Moment, sagen Sie jetzt: Hat das RNB nicht gerade verbotene Aussagen wiederholt? Haben wir. Mit aller gebotenen Distanzierung machen wir uns diese nicht zu eigen, sondern dokumentieren auszugsweise, was Anlass des Rechtsstreits war. (Anm. d. Red.: Der vollständige Text ist bei der Justiz Hamburg nachzulesen.) Diese auszugsweise Zitation ist ein anderer Kontext und im Gegensatz zu Herrn Böhmermann und dem ZDF haben wir von Anfang an den Charakter der schweren und durch nichts begründbaren Beleidigung benannt.
Wichtig: Herr Böhmermann darf die Äußerungen nicht mehr wiederholen. Andere hatten dies im Anschluss an die Sendung „Neo Magazin Royale“ getan – je nach Kontext könnte dies ebenfalls eine rechtsverletzende Handlung darstellen.
Herr Böhmermann hat, nach meiner Auffassung, versucht, ein „Meisterwerk zu schaffen“. Nämlich durch die Konstruktion eines „Rahmens“ rassistische, ausländerfeindliche, persönlichkeitsverletzende Äußerungen tätigen zu können und das für einen großartigen Witz zu halten. Tatsächlich hat er ein enormes Dilemma erzeugt – die Provokation war auf einen Rechtsstreit ausgelegt (auf Kosten der Gebührenzahler) und erzeugte ein Dilemma: Hätte Herr Böhmermann Recht bekommen, wären jegliche Grenzen der Schmähkritik aufgehoben worden. Auf der anderen Seite hat diese Aktion die reale Gefahr erzeugt, dass durch höchstrichterliches Urteil die Grenzen der Meinungsfreiheit deutlich eingeengt würden. Weder das eine noch das andere hat die Böhmermann-Fangroup nicht bedacht.
Solides Urteil
Das Hanseatische Oberlandesgericht war wie zuvor das Landgericht Hamburg beim Urteil in erheblicher Weise gefordert, die Freiheit wie auch die Grenzen auszuloten, Grenzverletzungen als solche einzuordnen und gleichzeitig weiter die Freiheit zu achten. Künstler wie Journalisten wie die Öffentlichkeit können sehr froh über diese rechtsstaatliche Klugheit und Weitsicht sein. Die Meinungsfreiheit wurde nicht eingeschränkt, aber klar aufgezeigt, was keine Meinung mehr ist.
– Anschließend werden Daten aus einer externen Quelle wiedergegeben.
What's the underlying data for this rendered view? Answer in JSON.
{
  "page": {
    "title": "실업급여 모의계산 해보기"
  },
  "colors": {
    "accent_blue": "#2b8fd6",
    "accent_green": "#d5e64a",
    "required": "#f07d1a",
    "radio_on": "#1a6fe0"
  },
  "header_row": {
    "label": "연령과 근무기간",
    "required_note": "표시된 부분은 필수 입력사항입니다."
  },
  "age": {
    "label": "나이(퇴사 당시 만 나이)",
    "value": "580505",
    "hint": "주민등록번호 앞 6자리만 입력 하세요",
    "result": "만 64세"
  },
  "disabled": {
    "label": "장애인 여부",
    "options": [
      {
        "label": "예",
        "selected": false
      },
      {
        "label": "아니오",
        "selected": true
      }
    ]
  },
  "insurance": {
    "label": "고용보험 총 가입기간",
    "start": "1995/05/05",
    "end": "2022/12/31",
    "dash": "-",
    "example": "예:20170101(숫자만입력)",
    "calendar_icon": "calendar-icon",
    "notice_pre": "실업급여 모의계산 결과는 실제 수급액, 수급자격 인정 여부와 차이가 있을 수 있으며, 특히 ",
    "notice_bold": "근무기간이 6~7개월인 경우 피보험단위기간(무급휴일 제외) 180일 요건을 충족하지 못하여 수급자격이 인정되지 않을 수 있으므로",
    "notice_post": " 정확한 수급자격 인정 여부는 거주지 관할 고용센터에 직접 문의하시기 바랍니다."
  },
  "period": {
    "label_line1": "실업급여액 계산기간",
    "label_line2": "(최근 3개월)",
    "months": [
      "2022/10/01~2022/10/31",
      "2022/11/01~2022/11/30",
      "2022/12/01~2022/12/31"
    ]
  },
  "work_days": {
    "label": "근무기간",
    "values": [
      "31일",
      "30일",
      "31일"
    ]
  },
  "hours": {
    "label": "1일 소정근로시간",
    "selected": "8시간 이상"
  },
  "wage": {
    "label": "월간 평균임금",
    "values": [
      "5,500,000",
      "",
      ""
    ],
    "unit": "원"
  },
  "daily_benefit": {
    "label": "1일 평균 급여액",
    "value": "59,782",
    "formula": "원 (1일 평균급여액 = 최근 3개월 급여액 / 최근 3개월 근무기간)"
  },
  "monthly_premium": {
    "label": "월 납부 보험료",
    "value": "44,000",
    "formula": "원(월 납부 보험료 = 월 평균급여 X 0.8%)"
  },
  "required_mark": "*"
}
Herr Böhmermann und seine Juristen wussten das vorher, wie in der betreffenden Sendung durch die häufigen Hinweise, dass dies und jenes nicht erlaubt sei, klar belegt ist. So gesehen bestätigt das Oberlandesgericht dieses Bewusstsein, das vorsätzlich verachtet worden ist, um jemanden anderen verächtlich zu machen.
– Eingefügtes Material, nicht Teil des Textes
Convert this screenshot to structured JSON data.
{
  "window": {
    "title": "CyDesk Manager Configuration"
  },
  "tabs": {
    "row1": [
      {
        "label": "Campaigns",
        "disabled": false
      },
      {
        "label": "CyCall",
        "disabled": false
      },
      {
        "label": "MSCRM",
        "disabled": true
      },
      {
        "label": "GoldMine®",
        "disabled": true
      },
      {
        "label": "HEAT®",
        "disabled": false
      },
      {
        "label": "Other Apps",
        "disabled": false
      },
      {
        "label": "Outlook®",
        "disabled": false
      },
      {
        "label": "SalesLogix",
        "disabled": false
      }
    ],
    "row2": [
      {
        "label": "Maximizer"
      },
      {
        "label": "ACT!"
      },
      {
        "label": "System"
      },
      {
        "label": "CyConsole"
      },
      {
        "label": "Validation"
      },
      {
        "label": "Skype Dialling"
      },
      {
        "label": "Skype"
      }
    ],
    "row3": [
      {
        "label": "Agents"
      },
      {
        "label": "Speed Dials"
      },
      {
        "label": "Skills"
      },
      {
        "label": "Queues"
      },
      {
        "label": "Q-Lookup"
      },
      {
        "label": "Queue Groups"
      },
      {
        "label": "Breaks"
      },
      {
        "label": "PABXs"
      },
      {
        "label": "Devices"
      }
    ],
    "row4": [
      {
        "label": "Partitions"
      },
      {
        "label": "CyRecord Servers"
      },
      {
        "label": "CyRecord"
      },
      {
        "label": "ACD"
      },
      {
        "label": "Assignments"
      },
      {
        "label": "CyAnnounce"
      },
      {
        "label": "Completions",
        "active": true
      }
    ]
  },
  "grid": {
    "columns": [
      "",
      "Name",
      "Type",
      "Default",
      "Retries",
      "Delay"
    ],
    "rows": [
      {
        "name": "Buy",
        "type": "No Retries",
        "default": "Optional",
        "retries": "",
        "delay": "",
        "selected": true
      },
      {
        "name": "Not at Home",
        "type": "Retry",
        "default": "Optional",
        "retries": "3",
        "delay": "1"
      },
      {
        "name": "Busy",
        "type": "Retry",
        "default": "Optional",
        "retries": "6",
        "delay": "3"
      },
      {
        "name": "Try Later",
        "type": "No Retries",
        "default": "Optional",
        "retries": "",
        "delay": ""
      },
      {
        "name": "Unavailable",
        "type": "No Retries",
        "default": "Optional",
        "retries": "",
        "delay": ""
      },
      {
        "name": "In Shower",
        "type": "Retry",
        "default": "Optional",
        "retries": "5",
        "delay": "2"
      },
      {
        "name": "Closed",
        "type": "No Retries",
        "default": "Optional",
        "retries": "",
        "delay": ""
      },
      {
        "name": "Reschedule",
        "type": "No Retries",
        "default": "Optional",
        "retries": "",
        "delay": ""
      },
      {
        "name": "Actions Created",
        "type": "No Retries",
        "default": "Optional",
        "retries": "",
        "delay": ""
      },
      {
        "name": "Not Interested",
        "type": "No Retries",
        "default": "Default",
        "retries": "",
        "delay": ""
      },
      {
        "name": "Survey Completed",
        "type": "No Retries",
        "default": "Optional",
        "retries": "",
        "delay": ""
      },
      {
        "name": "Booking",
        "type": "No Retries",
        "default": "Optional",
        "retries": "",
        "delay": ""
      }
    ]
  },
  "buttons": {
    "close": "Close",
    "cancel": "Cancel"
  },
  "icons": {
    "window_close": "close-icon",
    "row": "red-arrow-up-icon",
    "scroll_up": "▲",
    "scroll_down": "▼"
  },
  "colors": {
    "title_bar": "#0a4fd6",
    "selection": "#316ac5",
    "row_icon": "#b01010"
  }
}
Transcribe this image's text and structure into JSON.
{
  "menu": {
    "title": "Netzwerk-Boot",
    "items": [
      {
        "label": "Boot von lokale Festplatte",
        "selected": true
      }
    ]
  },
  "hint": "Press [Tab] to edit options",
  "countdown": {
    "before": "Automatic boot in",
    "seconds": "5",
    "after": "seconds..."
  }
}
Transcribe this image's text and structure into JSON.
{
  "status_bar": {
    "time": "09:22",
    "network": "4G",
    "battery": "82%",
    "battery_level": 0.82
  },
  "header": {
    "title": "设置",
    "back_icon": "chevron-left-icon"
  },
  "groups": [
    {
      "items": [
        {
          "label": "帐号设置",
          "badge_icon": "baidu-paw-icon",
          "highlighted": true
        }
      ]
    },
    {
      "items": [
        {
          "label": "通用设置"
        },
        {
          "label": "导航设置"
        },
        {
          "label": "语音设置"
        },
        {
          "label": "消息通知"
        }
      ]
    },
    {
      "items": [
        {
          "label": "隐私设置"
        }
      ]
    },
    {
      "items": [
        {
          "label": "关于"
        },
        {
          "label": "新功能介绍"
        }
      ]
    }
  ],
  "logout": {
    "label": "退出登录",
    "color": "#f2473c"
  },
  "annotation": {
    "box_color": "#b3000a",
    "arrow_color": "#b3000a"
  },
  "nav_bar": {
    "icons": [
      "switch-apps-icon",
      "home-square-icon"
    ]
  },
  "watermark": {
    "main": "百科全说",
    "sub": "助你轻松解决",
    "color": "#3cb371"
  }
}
Das Urteil bedeutet, dass bei Wiederholung eine Strafe bis zu 250.000 Euro oder ersatzweise bis zu sechs Monate Haft drohen. Eine Revision wurde nicht zugelassen. Das Urteil ist noch nicht rechtskräftig – innerhalb eines Monats kann Nichtzulassungsbeschwerde beim Bundesgerichtshof eingereicht werden.
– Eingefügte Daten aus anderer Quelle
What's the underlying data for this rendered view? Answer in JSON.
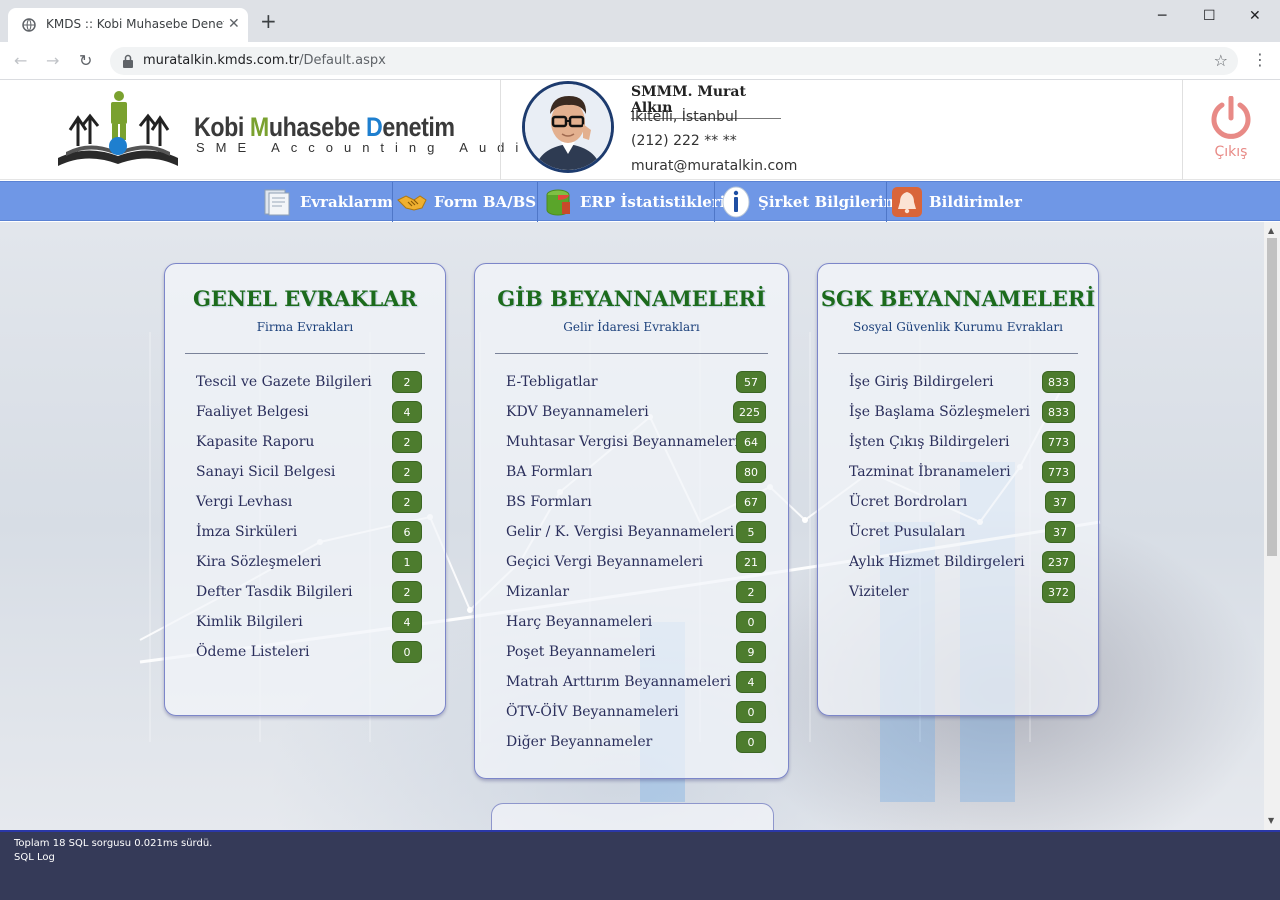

Den Prozessparteien kann nur angeraten werden, es damit gut sein zu lassen. Erstens wurde bereits ein immenser Schaden angerichtet, zweitens wird der überwiegende Teil der Nichtzulassungsbeschwerden abgelehnt. Klar, man kann auch bis Bundesverfassungsgericht ziehen – um was erreichen zu wollen? Beleidigungen außer Strafe zu stellen? Steht das ZDF für ein solches Vorhaben mit Gebührengeldern tatsächlich zur Verfügung? Man würde damit sicher scheitern.
Dilemma
Zum Abschluss noch eine sehr wesentliche Bemerkung: Das RNB und damit immer ich als verantwortlicher Redakteur waren sehr schon häufig Attacken auf die Meinungsfreiheit ausgesetzt. Wir haben diese ohne Gebührengelder (aber mit Unterstützung von Lesern, danke!) verteidigen können. Nur den ersten Prozess 2010 haben wir verloren. Ich bin als früherer Korrespondent für Reporter ohne Grenzen und Mitgründer von Netzwerk Recherche und als auf Freiheit sehr angewiesener freier Journalist ein glühender Verfechter der Meinungsfreiheit und habe mich schon oft öffentlich oder situativ dafür stark gemacht.
Nach meiner Auffassung gehört aber zu jeder Freiheit auch Verantwortung. Freiheit heißt nicht beliebig und schon gar nicht rechtsfrei. Es hat mir überhaupt nicht gefallen, mich gegen einen Künstler (egal, ob ich den gut oder schlecht finde) zu stellen, aber nach Sachlage war dies nicht anders möglich. Ich habe zum Thema unzählige Texte gelesen und musste leider feststellen, dass in weiten Teilen der Medienlandschaft entsetzliche Unkenntnis über das Grundgesetz, die Meinungsfreiheit, das Pressegesetz, die Kunstfreiheit und Persönlichkeitsrechte vorherrschen.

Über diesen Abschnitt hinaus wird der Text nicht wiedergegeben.